Desesperadamente, se han aferrado a las anchas manos de Juan, que estrechan las suyas, acaso por primera vez, con gesto fraterno... Largo rato corren en silencio sus lágrimas. Luego, se secan de repente como si una saeta de fuego le traspasara el alma despertándole, sacudiéndole, enloqueciéndole de nuevo:

—¿Y Mónica? ¿Qué has hecho de ella? ¿Dónde está? Tú la tenías en el Luzbel... Pero no, no... dijiste que la habías puesto a salvo. ¿Adonde la llevaste? ¿Adonde la enviaste? ¿Rumbo a Dominica? ¿Rumbo a Guadalupe?
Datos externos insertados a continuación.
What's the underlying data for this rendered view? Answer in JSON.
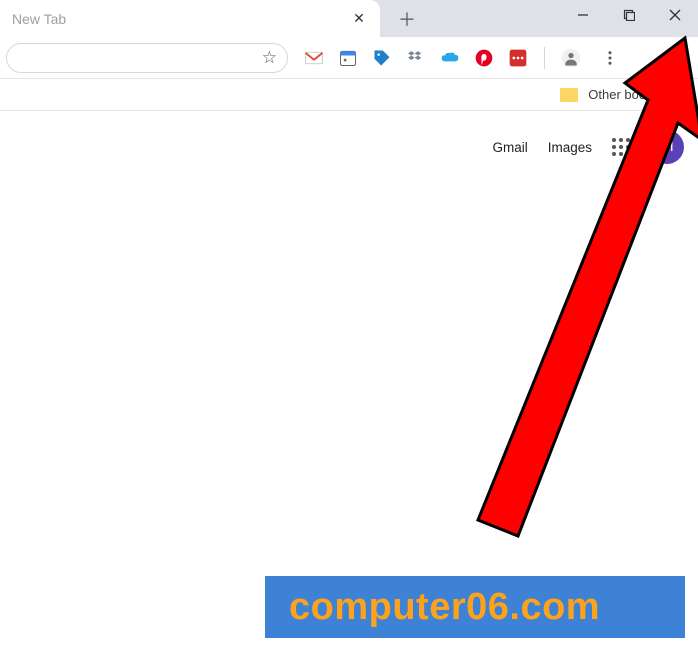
{
  "tab": {
    "title": "New Tab"
  },
  "bookmarks": {
    "other_label": "Other bookmarks"
  },
  "ntp": {
    "gmail_label": "Gmail",
    "images_label": "Images",
    "avatar_initial": "M"
  },
  "extensions": {
    "gmail": "gmail-icon",
    "calendar": "calendar-icon",
    "saved": "saved-icon",
    "dropbox": "dropbox-icon",
    "onedrive": "onedrive-icon",
    "pinterest": "pinterest-icon",
    "lastpass": "lastpass-icon"
  },
  "watermark": {
    "text": "computer06.com"
  },
  "colors": {
    "titlebar": "#DEE1E6",
    "accent_avatar": "#5B40B8",
    "pinterest": "#E60023",
    "lastpass": "#D32F2F",
    "onedrive": "#28A8EA",
    "watermark_bg": "#3E82D5",
    "watermark_fg": "#FDA21D",
    "arrow": "#FF0000"
  }
}
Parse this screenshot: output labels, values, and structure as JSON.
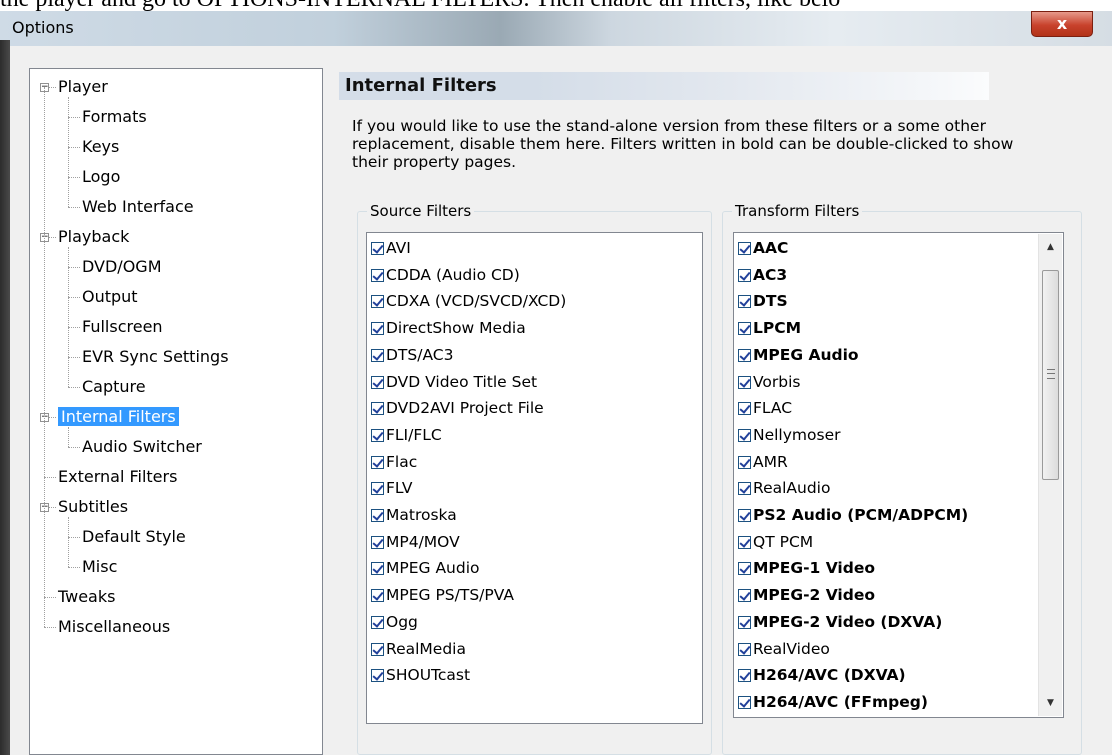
{
  "caption_text": "the player and go to OPTIONS-INTERNAL FILTERS. Then enable all filters, like belo",
  "window": {
    "title": "Options",
    "close_glyph": "x"
  },
  "tree": [
    {
      "label": "Player",
      "expander": "minus",
      "children": [
        "Formats",
        "Keys",
        "Logo",
        "Web Interface"
      ]
    },
    {
      "label": "Playback",
      "expander": "minus",
      "children": [
        "DVD/OGM",
        "Output",
        "Fullscreen",
        "EVR Sync Settings",
        "Capture"
      ]
    },
    {
      "label": "Internal Filters",
      "expander": "minus",
      "selected": true,
      "children": [
        "Audio Switcher"
      ]
    },
    {
      "label": "External Filters",
      "expander": null,
      "children": []
    },
    {
      "label": "Subtitles",
      "expander": "minus",
      "children": [
        "Default Style",
        "Misc"
      ]
    },
    {
      "label": "Tweaks",
      "expander": null,
      "children": []
    },
    {
      "label": "Miscellaneous",
      "expander": null,
      "children": []
    }
  ],
  "page": {
    "title": "Internal Filters",
    "description_lines": [
      "If you would like to use the stand-alone version from these filters or a some other",
      "replacement, disable them here. Filters written in bold can be double-clicked to show",
      "their property pages."
    ]
  },
  "source_filters": {
    "label": "Source Filters",
    "items": [
      {
        "label": "AVI",
        "checked": true,
        "bold": false
      },
      {
        "label": "CDDA (Audio CD)",
        "checked": true,
        "bold": false
      },
      {
        "label": "CDXA (VCD/SVCD/XCD)",
        "checked": true,
        "bold": false
      },
      {
        "label": "DirectShow Media",
        "checked": true,
        "bold": false
      },
      {
        "label": "DTS/AC3",
        "checked": true,
        "bold": false
      },
      {
        "label": "DVD Video Title Set",
        "checked": true,
        "bold": false
      },
      {
        "label": "DVD2AVI Project File",
        "checked": true,
        "bold": false
      },
      {
        "label": "FLI/FLC",
        "checked": true,
        "bold": false
      },
      {
        "label": "Flac",
        "checked": true,
        "bold": false
      },
      {
        "label": "FLV",
        "checked": true,
        "bold": false
      },
      {
        "label": "Matroska",
        "checked": true,
        "bold": false
      },
      {
        "label": "MP4/MOV",
        "checked": true,
        "bold": false
      },
      {
        "label": "MPEG Audio",
        "checked": true,
        "bold": false
      },
      {
        "label": "MPEG PS/TS/PVA",
        "checked": true,
        "bold": false
      },
      {
        "label": "Ogg",
        "checked": true,
        "bold": false
      },
      {
        "label": "RealMedia",
        "checked": true,
        "bold": false
      },
      {
        "label": "SHOUTcast",
        "checked": true,
        "bold": false
      }
    ]
  },
  "transform_filters": {
    "label": "Transform Filters",
    "items": [
      {
        "label": "AAC",
        "checked": true,
        "bold": true
      },
      {
        "label": "AC3",
        "checked": true,
        "bold": true
      },
      {
        "label": "DTS",
        "checked": true,
        "bold": true
      },
      {
        "label": "LPCM",
        "checked": true,
        "bold": true
      },
      {
        "label": "MPEG Audio",
        "checked": true,
        "bold": true
      },
      {
        "label": "Vorbis",
        "checked": true,
        "bold": false
      },
      {
        "label": "FLAC",
        "checked": true,
        "bold": false
      },
      {
        "label": "Nellymoser",
        "checked": true,
        "bold": false
      },
      {
        "label": "AMR",
        "checked": true,
        "bold": false
      },
      {
        "label": "RealAudio",
        "checked": true,
        "bold": false
      },
      {
        "label": "PS2 Audio (PCM/ADPCM)",
        "checked": true,
        "bold": true
      },
      {
        "label": "QT PCM",
        "checked": true,
        "bold": false
      },
      {
        "label": "MPEG-1 Video",
        "checked": true,
        "bold": true
      },
      {
        "label": "MPEG-2 Video",
        "checked": true,
        "bold": true
      },
      {
        "label": "MPEG-2 Video (DXVA)",
        "checked": true,
        "bold": true
      },
      {
        "label": "RealVideo",
        "checked": true,
        "bold": false
      },
      {
        "label": "H264/AVC (DXVA)",
        "checked": true,
        "bold": true
      },
      {
        "label": "H264/AVC (FFmpeg)",
        "checked": true,
        "bold": true
      }
    ]
  },
  "icons": {
    "scroll_up": "triangle-up",
    "scroll_down": "triangle-down",
    "selection_color": "#3399ff"
  }
}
—¡Rumbo a Saint-Pierre! —confiesa Juan con infinita desesperación—, Yo mismo la dejé en la playa, frente al Monte Parnaso... No sé nada más... ¡No sé absolutamente nada más!

—¿Ha muerto también? ¿Quieres decir que ha muerto?
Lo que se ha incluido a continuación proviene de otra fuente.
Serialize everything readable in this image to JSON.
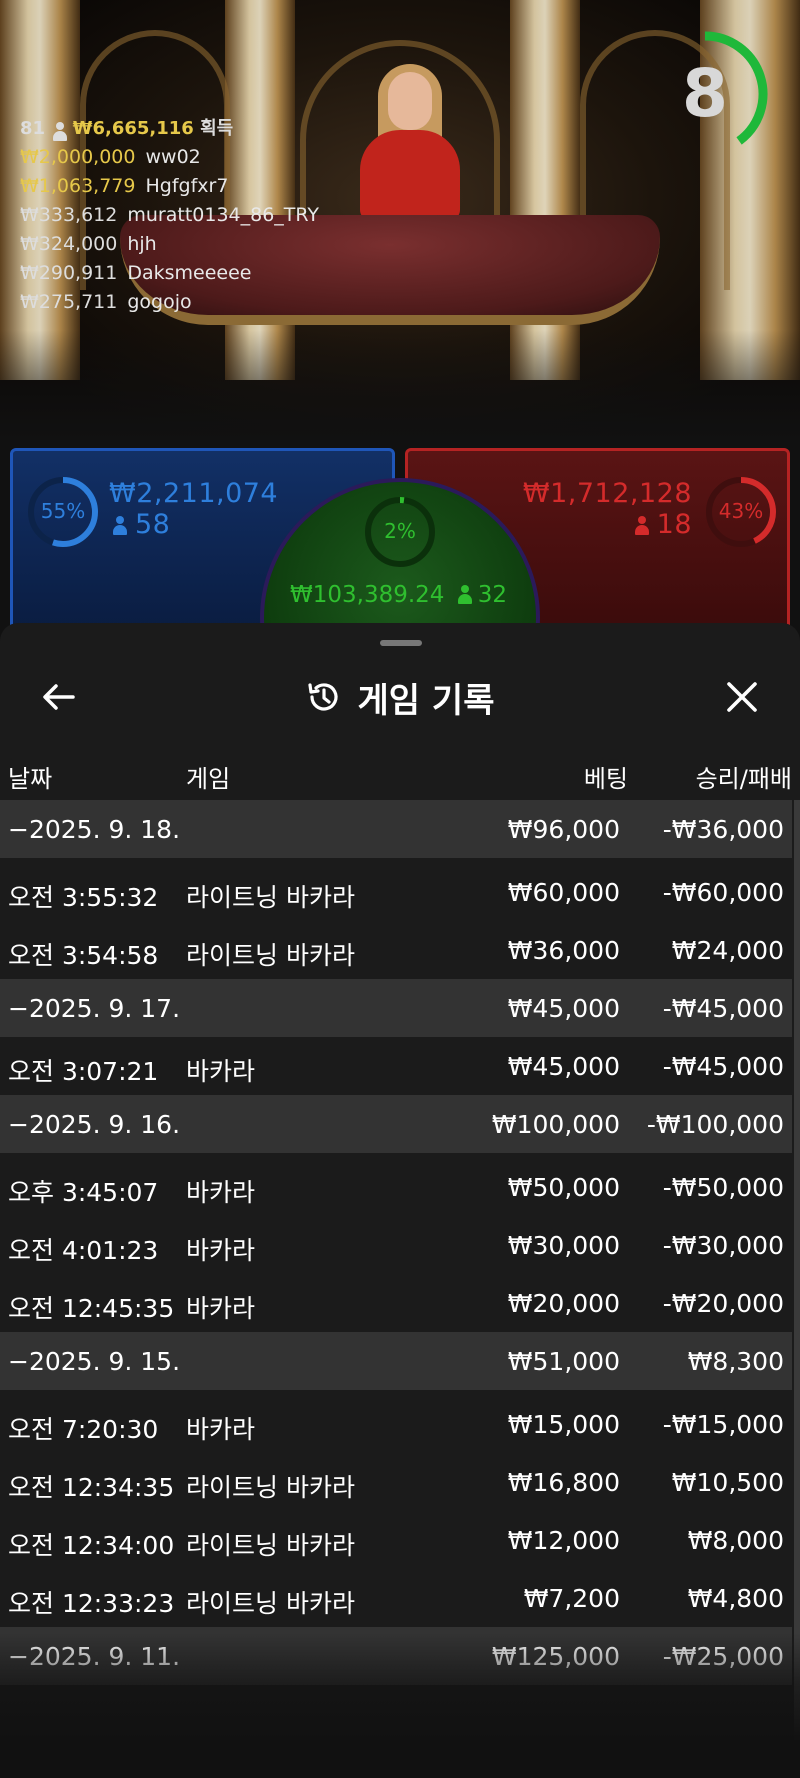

—¡Es lógico pensarlo así! —augura Juan con gesto sombrío—. La he buscado como un loco, como un desesperado. La he buscado mientras tú agonizabas, mientras tú delirabas ardido por la fiebre, semanas enteras... mientras como un cadáver te arrastraba de aldea en aldea, de ruina en ruina, dándote cien veces por muerto y otras cien por resucitado...

—¡Tres meses... tres meses! ¿Dijiste tres meses? —pregunta Renato con desesperación.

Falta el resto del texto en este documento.